Queen Of Spades: The Dark Rite (The 2016 Russian Resurrection Film Festival)

October 29, 2016

In Festival, Review by Cara NashLeave a Comment

"...pretty standard teen horror..."
Matt Wilson
Year: 2015
Rating: NA
Director: Svyatoslav Podgayevskiy
Cast:

Alina Babak, Valeriya Dmitrieva, Igor Khripunov

Distributor: The 2016 Russian Resurrection Film Festival
Released: October 27 – November 6 (Sydney), November 1 – 6 (Canberra), November 2 – 9 (Brisbane), November 10 – 16 (Perth), November 10 – 16 (Melbourne)
Running Time: 92 minutes
Worth: $13.00

FilmInk rates movies out of $20 — the score indicates the amount we believe a ticket to the movie to be worth

…pretty standard teen horror…

Our curiosity about the afterlife has inspired many films ever since cinema begun, often featuring spirits that haunt and kill the living. The Russian horror film, Queen Of Spades: The Dark Rite, is about a group of young people who must battle against a very old spirit that wants to consume them.

After teenagers summon a notorious evil spirit called The Queen Of Spades [which has nothing to do with Pushkin’s famous short story of the same name] as a joke, one of them dies shortly afterwards, making the others realise the hell that they have unleashed upon themselves. They quickly beg for their parents’ help to defeat this evil spirit. The spirit then attacks the other kids, one at a time. When one of the girls in the group gets back in touch with her estranged father to help her defeat the spirit, he investigates ways to save his daughter.

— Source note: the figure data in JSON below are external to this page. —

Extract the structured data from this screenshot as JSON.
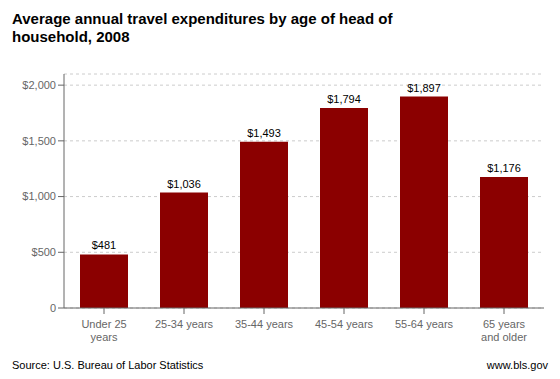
{
  "chart_data": {
    "type": "bar",
    "title": "Average annual travel expenditures by age of head of\nhousehold, 2008",
    "categories": [
      "Under 25 years",
      "25-34 years",
      "35-44 years",
      "45-54 years",
      "55-64 years",
      "65 years and older"
    ],
    "values": [
      481,
      1036,
      1493,
      1794,
      1897,
      1176
    ],
    "value_labels": [
      "$481",
      "$1,036",
      "$1,493",
      "$1,794",
      "$1,897",
      "$1,176"
    ],
    "data_labels": true,
    "color": "#8B0000",
    "ylim": [
      0,
      2100
    ],
    "yticks": [
      0,
      {
        "value": 500,
        "label": "$500"
      },
      {
        "value": 1000,
        "label": "$1,000"
      },
      {
        "value": 1500,
        "label": "$1,500"
      },
      {
        "value": 2000,
        "label": "$2,000"
      }
    ],
    "grid": true,
    "annotations": [
      "Source: U.S. Bureau of Labor Statistics",
      "www.bls.gov"
    ]
  }
}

Anyone familiar with the famous Bloody Mary story will recognise Russia’s unique version of the urban legend. With that in mind, Queen Of Spades: The Dark Rite is pretty standard teen horror. The film contains standard tropes such as a possessed young girl, people only being able to see ghosts in mirrors, levitating people and objects, and so on. While these do not make it a bad film by any means, it is a mostly run of the mill horror movie. Having said that, the foreboding dim lighting and shots of a snowy empty city certainly do convey the story’s sense of dread well.

Queen Of Spades: The Dark Rite is decent enough. It’s not particularly scary, but it has an engaging story to keep viewers interested throughout its duration. It also proves that Hollywood isn’t the only film industry struggling to come up with anything original.